Ok, wow, this is actually hugely interesting. Thank you so much for the 
specificity of the first part of the answer: "Padding is a minimum amount of 
blank space between two pieces of ink on the page." That is actually genuinely 
new information to me about a small-but-pervasive concept in LilyPond. Right up 
until just now, I had assumed that padding meant "a minimum amount of blank 
space between TWO THINGS on the page (whether the things are visible or not)"; 
we are hugely concerned with the (frequently invisible) start- and stop-anchors 
of things when engraving objects in score; and I had incorrectly assumed that 
padding at the edges of, say, a piano pedal bracket would pad between the 
invisible start-anchor of the bracket (which you described earlier as some 
flavor of column) and the visible start of the bracket itself. This is 
apparently not the case.

I think that I was incorrect in saying “ink on the page”, although that is the 
intent of padding.  I should have said “between two bounding boxes”.  One way 
to make spanners respect padding would be to increase the vertical extent of 
the bounding box (but that comes with a cost of preventing markups from sitting 
above or below the bounding box.

This probably explains a small part of why I may have found the spacing 
behavior of piano pedal brackets flakey, to a certain extent, for well over a 
decade.

So my surprise here (that the Lily concept of "padding" won't pad between the 
invisible anchors of things that I'm always mentally tracking when I work), 
makes me think that this surprisingly-restricted (at least to me ;) model of 
padding is possibly a "mis-model" in the system, or maybe a not-yet-realized 
possibility for a more complete generalization of what spanners are.
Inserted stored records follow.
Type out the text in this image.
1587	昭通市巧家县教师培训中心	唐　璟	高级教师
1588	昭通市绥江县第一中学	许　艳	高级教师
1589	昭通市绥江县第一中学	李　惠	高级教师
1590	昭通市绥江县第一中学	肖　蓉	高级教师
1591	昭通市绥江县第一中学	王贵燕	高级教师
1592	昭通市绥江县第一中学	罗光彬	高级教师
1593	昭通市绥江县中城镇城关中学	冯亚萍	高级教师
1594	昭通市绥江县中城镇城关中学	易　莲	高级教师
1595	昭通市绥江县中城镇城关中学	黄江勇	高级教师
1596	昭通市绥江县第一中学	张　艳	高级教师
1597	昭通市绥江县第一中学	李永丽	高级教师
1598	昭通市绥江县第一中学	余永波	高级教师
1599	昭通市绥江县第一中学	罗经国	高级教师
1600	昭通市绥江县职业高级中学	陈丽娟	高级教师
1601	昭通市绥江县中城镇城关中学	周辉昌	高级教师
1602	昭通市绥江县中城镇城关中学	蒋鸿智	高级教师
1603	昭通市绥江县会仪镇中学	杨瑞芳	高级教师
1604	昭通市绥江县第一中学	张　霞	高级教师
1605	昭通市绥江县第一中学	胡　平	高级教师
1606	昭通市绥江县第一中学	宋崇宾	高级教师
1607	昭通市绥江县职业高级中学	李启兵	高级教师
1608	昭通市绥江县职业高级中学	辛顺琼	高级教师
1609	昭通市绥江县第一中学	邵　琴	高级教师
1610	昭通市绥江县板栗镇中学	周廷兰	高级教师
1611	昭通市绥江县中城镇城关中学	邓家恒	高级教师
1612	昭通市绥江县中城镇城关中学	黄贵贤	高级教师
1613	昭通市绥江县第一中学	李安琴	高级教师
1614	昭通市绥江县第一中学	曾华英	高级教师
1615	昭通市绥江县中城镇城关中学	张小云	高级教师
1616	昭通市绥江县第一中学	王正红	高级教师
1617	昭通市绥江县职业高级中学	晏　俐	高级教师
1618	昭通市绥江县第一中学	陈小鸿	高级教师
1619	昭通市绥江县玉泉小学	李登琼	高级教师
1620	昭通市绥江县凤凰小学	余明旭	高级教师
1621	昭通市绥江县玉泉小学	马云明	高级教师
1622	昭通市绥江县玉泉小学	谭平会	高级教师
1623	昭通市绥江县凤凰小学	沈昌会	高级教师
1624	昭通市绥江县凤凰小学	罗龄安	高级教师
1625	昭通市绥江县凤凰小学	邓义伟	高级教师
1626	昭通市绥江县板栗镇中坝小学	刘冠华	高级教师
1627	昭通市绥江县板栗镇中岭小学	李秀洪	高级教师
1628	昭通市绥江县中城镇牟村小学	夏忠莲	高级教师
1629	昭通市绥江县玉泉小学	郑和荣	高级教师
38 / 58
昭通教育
I think that you have hit on an important fundamental that is not properly 
represented in LilyPond.  Spanners might be properly said to be anchored to 
note columns *regardless* of whether they have anything in them at a particular 
vertical location.  Maybe the spacing algorithms for spanners should assume a 
note-column with infinite vertical extents….


Thanks for your good thoughts about this.